Today the pleasure of singing songs, playing games and playing powerful music from Zimbabwe, Netherlands, Ghana, Uganda, Philippines and Japan, with my colleagues in the other rooms visiting Venezuela and Indonesia. Radical healing work that invites the participants to consider whole new ways of organizing sound, bringing new rhythms and melodies into their bodies and breaking the illusion of “the other,” exposing the lie of “us and them” and bringing it all together into “we.”
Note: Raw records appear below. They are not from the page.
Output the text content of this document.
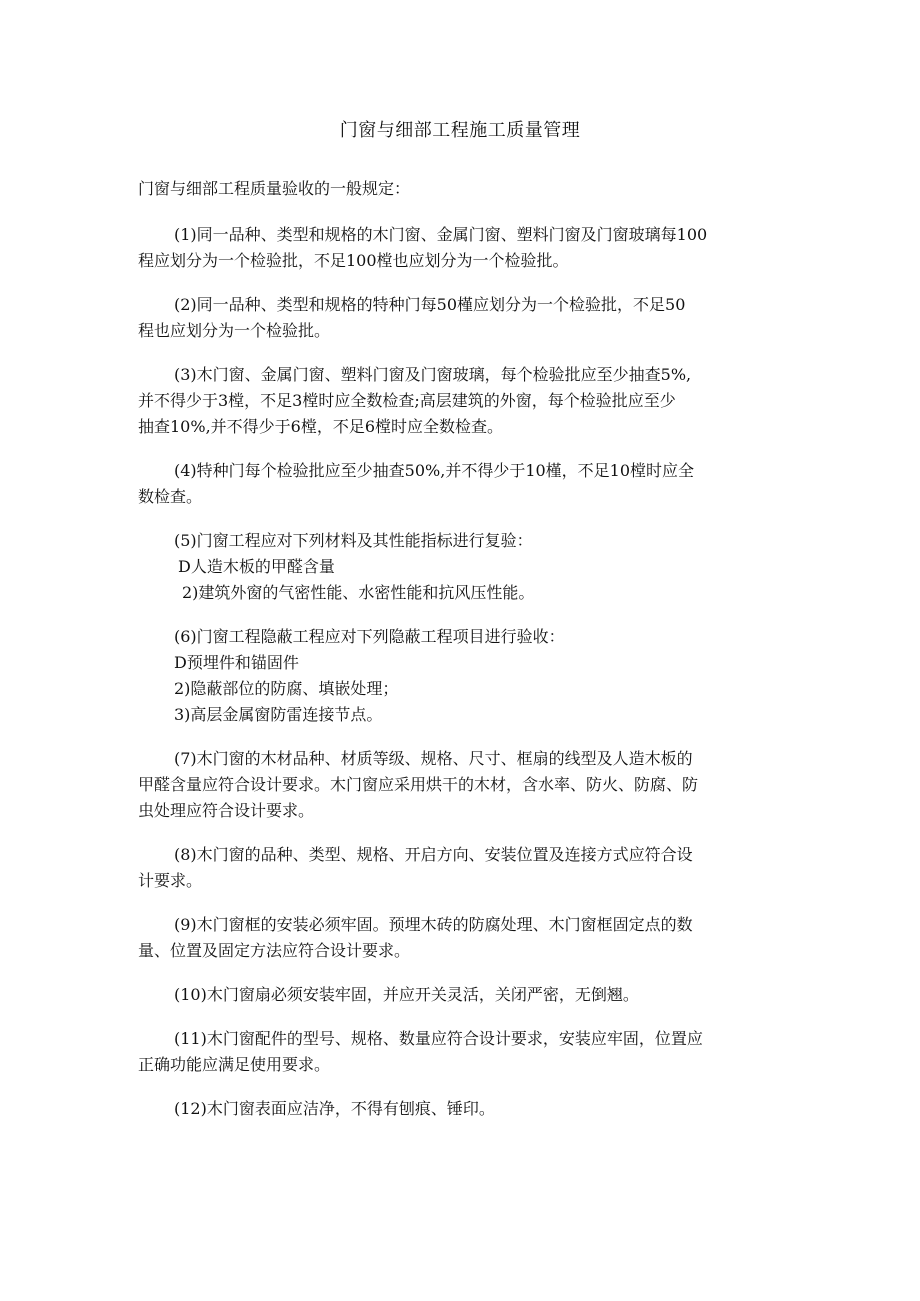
门窗与细部工程施工质量管理
门窗与细部工程质量验收的一般规定：
(1)同一品种、类型和规格的木门窗、金属门窗、塑料门窗及门窗玻璃每100
程应划分为一个检验批，不足100樘也应划分为一个检验批。
(2)同一品种、类型和规格的特种门每50槿应划分为一个检验批，不足50
程也应划分为一个检验批。
(3)木门窗、金属门窗、塑料门窗及门窗玻璃，每个检验批应至少抽查5%,
并不得少于3樘，不足3樘时应全数检查;高层建筑的外窗，每个检验批应至少
抽查10%,并不得少于6樘，不足6樘时应全数检查。
(4)特种门每个检验批应至少抽查50%,并不得少于10槿，不足10樘时应全
数检查。
(5)门窗工程应对下列材料及其性能指标进行复验：
D人造木板的甲醛含量
2)建筑外窗的气密性能、水密性能和抗风压性能。
(6)门窗工程隐蔽工程应对下列隐蔽工程项目进行验收：
D预埋件和锚固件
2)隐蔽部位的防腐、填嵌处理；
3)高层金属窗防雷连接节点。
(7)木门窗的木材品种、材质等级、规格、尺寸、框扇的线型及人造木板的
甲醛含量应符合设计要求。木门窗应采用烘干的木材，含水率、防火、防腐、防
虫处理应符合设计要求。
(8)木门窗的品种、类型、规格、开启方向、安装位置及连接方式应符合设
计要求。
(9)木门窗框的安装必须牢固。预埋木砖的防腐处理、木门窗框固定点的数
量、位置及固定方法应符合设计要求。
(10)木门窗扇必须安装牢固，并应开关灵活，关闭严密，无倒翘。
(11)木门窗配件的型号、规格、数量应符合设计要求，安装应牢固，位置应
正确功能应满足使用要求。
(12)木门窗表面应洁净，不得有刨痕、锤印。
Then home to make a watermelon salad with some gazpacho, corn and chicken sausage. The salad has cucumber, mint, feta cheese, a touch of arugula and of course, watermelon, but when it came time to consider the dressing, my wife reminded me: limes. Which we didn’t have. So I walked the block and a half to my corner store and lo and behold! There they were. For $1.50, I walked away with two limes and a lemon, a pleasant short conversation with the Ethiopian storekeeper and the sense of gratitude that this sweet little corner store has weathered the onslaught of the large corporate markets and has faithfully served us since we moved here some 37 years ago. The walk instead of the drive, the exchange with someone who recognizes me, the sense of supporting small business— one of those little things that adds up to a quality of life far beyond the Costco run to the mall in a car. I like it and am grateful.
Perhaps I should have learned an Ethiopian song for tomorrow’s class?